Kernel: code_without_divergence(void)
1 branch_efficiency Branch Efficiency 100.00% 100.00% 100.00%
Kernel: code_with_divergence(void)
1 branch_efficiency Branch Efficiency 85.71% 85.71% 85.71%
- Output of
nvprof --metrics branch_efficiency ./codeFortran.x
==6983== NVPROF is profiling process 6983, command: ./codeFortran.x
==6983== Profiling application: ./codeFortran.x
==6983== Profiling result:
No events/metrics were profiled.
- Output of
nvprof ./codeFortran.x
==7002== NVPROF is profiling process 7002, command: ./codeFortran.x
==7002== Profiling application: ./codeFortran.x
==7002== Profiling result:
No kernels were profiled.
Type Time(%) Time Calls Avg Min Max Name
API calls: 99.82% 153.45ms 2 76.726ms 516ns 153.45ms cudaLaunchKernel
0.15% 231.24us 101 2.2890us 95ns 172.81us cuDeviceGetAttribute
0.01% 22.522us 1 22.522us 22.522us 22.522us cuDeviceGetName
0.01% 9.1310us 1 9.1310us 9.1310us 9.1310us cuDeviceGetPCIBusId
0.00% 5.4500us 2 2.7250us 876ns 4.5740us cudaDeviceSynchronize
0.00% 1.3480us 3 449ns 195ns 903ns cuDeviceGetCount
0.00% 611ns 1 611ns 611ns 611ns cuModuleGetLoadingMode
0.00% 520ns 2 260ns 117ns 403ns cuDeviceGet
0.00% 245ns 1 245ns 245ns 245ns cuDeviceTotalMem
0.00% 187ns 1 187ns 187ns 187ns cuDeviceGetUuid
Both the c++ and Fortran executables test the same CUDA concept. They both compile fine and no runtime errors are shown on the terminal upon execution.
When I try the nvprof
command on the c++ program, everything works as expected but when I try it on the corresponding fortran program, there is no output (using the --metrics
flag).

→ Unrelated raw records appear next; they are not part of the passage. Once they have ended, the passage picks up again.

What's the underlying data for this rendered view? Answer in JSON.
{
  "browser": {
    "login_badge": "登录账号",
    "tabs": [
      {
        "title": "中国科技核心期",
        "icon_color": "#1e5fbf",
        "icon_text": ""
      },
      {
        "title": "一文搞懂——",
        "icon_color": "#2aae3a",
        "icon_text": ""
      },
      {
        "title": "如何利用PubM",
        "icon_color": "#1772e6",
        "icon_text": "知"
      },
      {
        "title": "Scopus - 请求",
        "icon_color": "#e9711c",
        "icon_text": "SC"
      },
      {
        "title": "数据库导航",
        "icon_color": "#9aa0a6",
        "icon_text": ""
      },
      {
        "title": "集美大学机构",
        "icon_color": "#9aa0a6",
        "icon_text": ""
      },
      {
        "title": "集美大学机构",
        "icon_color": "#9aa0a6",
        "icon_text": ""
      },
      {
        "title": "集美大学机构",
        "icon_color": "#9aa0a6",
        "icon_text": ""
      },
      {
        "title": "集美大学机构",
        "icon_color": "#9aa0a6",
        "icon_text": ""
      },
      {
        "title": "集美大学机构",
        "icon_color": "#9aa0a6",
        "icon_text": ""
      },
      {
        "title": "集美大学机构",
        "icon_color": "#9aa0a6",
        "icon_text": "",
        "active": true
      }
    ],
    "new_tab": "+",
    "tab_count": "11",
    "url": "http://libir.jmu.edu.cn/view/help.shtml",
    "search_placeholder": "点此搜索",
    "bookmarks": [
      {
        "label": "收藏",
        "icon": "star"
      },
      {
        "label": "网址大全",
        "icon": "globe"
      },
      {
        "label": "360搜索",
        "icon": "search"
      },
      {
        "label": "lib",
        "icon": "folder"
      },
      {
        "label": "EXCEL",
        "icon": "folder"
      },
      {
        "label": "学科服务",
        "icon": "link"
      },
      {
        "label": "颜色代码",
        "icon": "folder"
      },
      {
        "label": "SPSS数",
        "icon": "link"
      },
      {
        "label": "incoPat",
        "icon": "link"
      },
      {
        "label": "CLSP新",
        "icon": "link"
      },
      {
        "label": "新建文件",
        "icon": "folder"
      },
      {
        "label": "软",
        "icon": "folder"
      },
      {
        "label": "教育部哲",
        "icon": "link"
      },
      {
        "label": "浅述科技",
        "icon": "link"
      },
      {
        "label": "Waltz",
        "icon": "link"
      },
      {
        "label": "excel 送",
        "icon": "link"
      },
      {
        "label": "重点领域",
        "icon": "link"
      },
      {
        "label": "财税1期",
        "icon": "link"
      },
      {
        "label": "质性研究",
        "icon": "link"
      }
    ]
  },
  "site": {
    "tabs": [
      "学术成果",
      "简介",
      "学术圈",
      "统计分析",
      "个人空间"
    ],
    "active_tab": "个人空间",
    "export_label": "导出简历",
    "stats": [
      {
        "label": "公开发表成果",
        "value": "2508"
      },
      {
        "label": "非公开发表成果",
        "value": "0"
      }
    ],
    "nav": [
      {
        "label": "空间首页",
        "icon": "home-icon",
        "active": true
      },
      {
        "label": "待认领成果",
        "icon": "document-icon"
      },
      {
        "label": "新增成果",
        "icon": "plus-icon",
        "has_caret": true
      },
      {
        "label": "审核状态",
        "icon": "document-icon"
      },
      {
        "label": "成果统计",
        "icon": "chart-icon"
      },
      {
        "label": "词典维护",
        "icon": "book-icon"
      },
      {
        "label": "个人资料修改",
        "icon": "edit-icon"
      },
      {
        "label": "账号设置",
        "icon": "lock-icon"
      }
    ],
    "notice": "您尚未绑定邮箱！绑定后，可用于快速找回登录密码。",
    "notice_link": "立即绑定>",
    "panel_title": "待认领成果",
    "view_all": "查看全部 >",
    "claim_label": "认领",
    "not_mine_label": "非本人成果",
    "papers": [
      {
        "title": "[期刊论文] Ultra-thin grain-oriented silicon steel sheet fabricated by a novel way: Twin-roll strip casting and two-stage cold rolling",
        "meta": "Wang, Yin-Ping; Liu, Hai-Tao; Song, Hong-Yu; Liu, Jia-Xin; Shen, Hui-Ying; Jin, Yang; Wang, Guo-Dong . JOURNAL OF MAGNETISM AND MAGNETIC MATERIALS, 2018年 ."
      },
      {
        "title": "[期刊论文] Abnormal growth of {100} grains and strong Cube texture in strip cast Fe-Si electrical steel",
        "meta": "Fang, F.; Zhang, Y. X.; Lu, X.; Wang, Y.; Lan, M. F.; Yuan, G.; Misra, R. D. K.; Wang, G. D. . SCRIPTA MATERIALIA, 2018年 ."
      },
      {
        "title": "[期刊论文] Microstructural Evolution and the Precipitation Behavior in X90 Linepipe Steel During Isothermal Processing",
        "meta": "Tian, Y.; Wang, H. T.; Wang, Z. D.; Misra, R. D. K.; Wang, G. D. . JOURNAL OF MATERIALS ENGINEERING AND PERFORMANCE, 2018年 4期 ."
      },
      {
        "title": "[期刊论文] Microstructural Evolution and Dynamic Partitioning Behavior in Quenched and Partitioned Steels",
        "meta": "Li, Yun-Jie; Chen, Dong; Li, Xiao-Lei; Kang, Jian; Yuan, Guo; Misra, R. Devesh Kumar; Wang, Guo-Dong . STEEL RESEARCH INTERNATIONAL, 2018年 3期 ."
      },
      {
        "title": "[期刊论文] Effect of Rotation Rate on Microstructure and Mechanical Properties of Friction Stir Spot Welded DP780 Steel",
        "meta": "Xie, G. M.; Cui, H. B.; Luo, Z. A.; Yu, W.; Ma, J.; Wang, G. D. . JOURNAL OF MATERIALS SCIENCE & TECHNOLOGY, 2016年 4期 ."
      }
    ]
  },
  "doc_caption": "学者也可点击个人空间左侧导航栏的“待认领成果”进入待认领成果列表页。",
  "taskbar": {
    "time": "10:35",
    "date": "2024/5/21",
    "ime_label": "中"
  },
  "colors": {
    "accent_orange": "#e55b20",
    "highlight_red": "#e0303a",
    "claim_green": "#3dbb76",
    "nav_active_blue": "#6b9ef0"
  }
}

I would expect the same behavior obtained with the c++ code.
0 In some other discussions I found that for GPU version above 7, nvprof is no longer supported and NVIDIA Nsight should be used, however i do not think this is the case because i get the expected output with the c++ program.